At that time, I was focused setting up a publication as a website-with-text-and-audio. Adding free PDF download and free audio download seemed to make perfect sense and was easy to do. But it wasn’t until a couple of chapbooks later that I was comfortable enough with Lulu’s POD site to offer a print version and a CD version. We also offered a Lulu e-book version, but that was really just a fancy PDF download. It wasn’t until the 5th and 6th chapbooks that I was comfortable enough with Smashwords e-book publishing to offer an honest-to-God genuine ePUB download. (The Kindle – aka MOBI – version at Smashwords is still sub-par, unfortunately – it’s those hanging indents you can’t do, Kindle!)

We’ve come all that way since Handmade Boats was first published as website-text-audio-PDF-download, and, what with one thing and another, it’s only now that Heather and I have focused on packaging Handmade Boats as an as ePUB file and as a print edition. As usual, the e-version is free, and the print edition available at cost-price from Lulu ($4.98 plus shipping in this instance).

We had to look for new artwork for the e-book and print versions, since the website cover art had limited permission on it. We were thrilled when U.K. photographer Paul Hurst gave us permission to use his lovely work as cover art.

Oh, and don’t forget to check out this awesomely eerie video by Swoon. It’s made from ‘On Edward Hopper’s Automat‘, one of the Handmade Boats poems.

another advantage of multi-format publishing

Here’s yet another advantage of multi-format publishing, people. As readers of this blog know, I’m a huge fan of multi-format publishing, since it increases potential readership by allowing readers/listeners to choose their preferred method of poetry delivery (including whether to pay for it or not). For me, the backbone of each multi-format publication is a website containing the full text of the published book or chapbook, while additional options include audio, e-book and print book versions.

While I was away on vacation, and to my great delight, five video poems were made and two reviews written about/from either work published by Whale Sound Audio Chapbooks, or my own work. Once stated it is immediately obvious, but I confess I hadn’t articulated to myself the fact that while the e-book, audio and print versions of these different collections are static/one-off publications, the website is not, and may constantly morph to include reactions of readers and listeners and so gain in texture. It seems to me there are advantages to publishing any given work in *both* static and flexible formats.

So, while I am listing these items together below, I have also added them as links to the respective websites of the different publications, where they provide an additional dimension for readers of the websites. Yay for the book-as-website model!
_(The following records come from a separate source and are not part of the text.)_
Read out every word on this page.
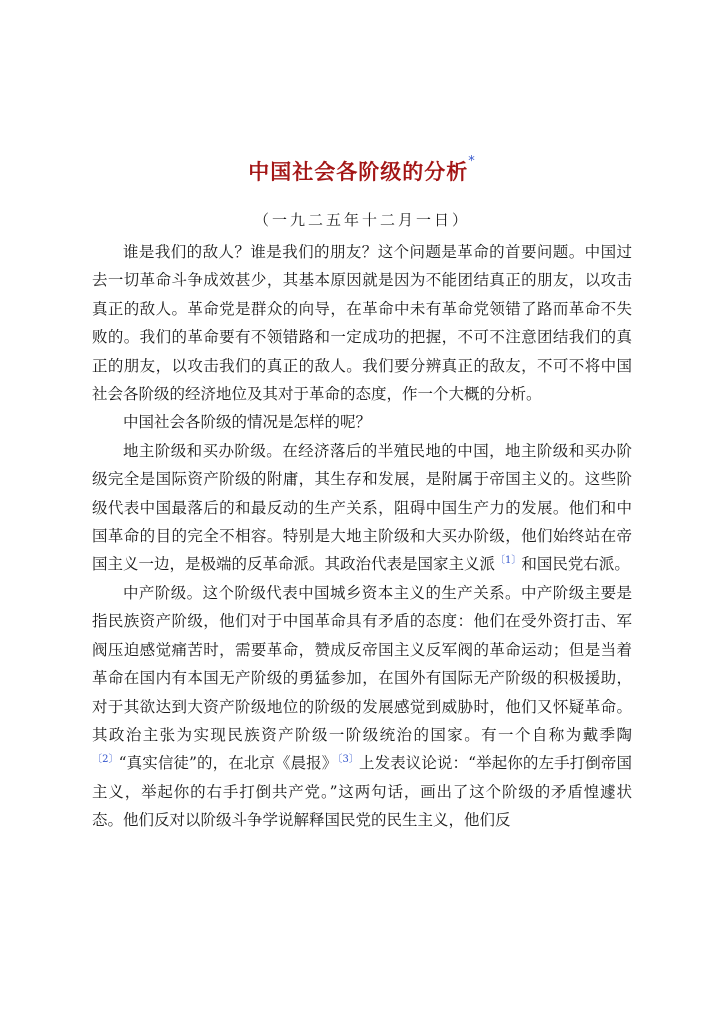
中国社会各阶级的分析*
（一九二五年十二月一日）

谁是我们的敌人？谁是我们的朋友？这个问题是革命的首要问题。中国过去一切革命斗争成效甚少，其基本原因就是因为不能团结真正的朋友，以攻击真正的敌人。革命党是群众的向导，在革命中未有革命党领错了路而革命不失败的。我们的革命要有不领错路和一定成功的把握，不可不注意团结我们的真正的朋友，以攻击我们的真正的敌人。我们要分辨真正的敌友，不可不将中国社会各阶级的经济地位及其对于革命的态度，作一个大概的分析。

中国社会各阶级的情况是怎样的呢？

地主阶级和买办阶级。在经济落后的半殖民地的中国，地主阶级和买办阶级完全是国际资产阶级的附庸，其生存和发展，是附属于帝国主义的。这些阶级代表中国最落后的和最反动的生产关系，阻碍中国生产力的发展。他们和中国革命的目的完全不相容。特别是大地主阶级和大买办阶级，他们始终站在帝国主义一边，是极端的反革命派。其政治代表是国家主义派$^{〔1〕}$和国民党右派。

中产阶级。这个阶级代表中国城乡资本主义的生产关系。中产阶级主要是指民族资产阶级，他们对于中国革命具有矛盾的态度：他们在受外资打击、军阀压迫感觉痛苦时，需要革命，赞成反帝国主义反军阀的革命运动；但是当着革命在国内有本国无产阶级的勇猛参加，在国外有国际无产阶级的积极援助，对于其欲达到大资产阶级地位的阶级的发展感觉到威胁时，他们又怀疑革命。其政治主张为实现民族资产阶级一阶级统治的国家。有一个自称为戴季陶$^{〔2〕}$“真实信徒”的，在北京《晨报》$^{〔3〕}$上发表议论说：“举起你的左手打倒帝国主义，举起你的右手打倒共产党。”这两句话，画出了这个阶级的矛盾惶遽状态。他们反对以阶级斗争学说解释国民党的民生主义，他们反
Whale Sound Audio Chapbooks

From Handmade Boats by H.K. Hummel:
video based on the poem On Edward Hopper’s ‘Automat‘, by Marc Swoon Bildos Ney

From Threatening Weather by Howie Good:
video based on the poem An Armed Man Lurks In Ambush, by Marc Swoon Bildos Ney
video based on the poem The Stockholm Syndrome, by Marc Swoon Bildos Ney

Nic’s work

From Dark And Like A Web:
review of the chapbook by Nancy Devine, blogging at Nancy Devine.
review of the chapbook by Rachel Barenblat, blogging at Velveteen Rabbi. (For all reviews of Dark and Like A Web, click here.)
video based on the poem ‘On Being Constantly Civil Towards Death’, by Dave Bonta
video by Swoon on the poem ‘There are howling wolves’

From Forever Will End On Thursday:
video based on the poem homesteader, by Dave Bonta
video based on the poem the wanderers’ blessing, by Dave Bonta

e-publishing awesomeness!

I actually read the Smashwords style guide to the end and discovered you can de-activate any dud e-book versions you don’t want your book downloaded in at Smashwords. So I’ve disabled everything except EPUB, MOBI and PDF at the baobab girl Smashwords page. MOBI still needs a small format fix, but I think I now understand why the first-line indent happened.

All this makes me a very happy poetry publisher!!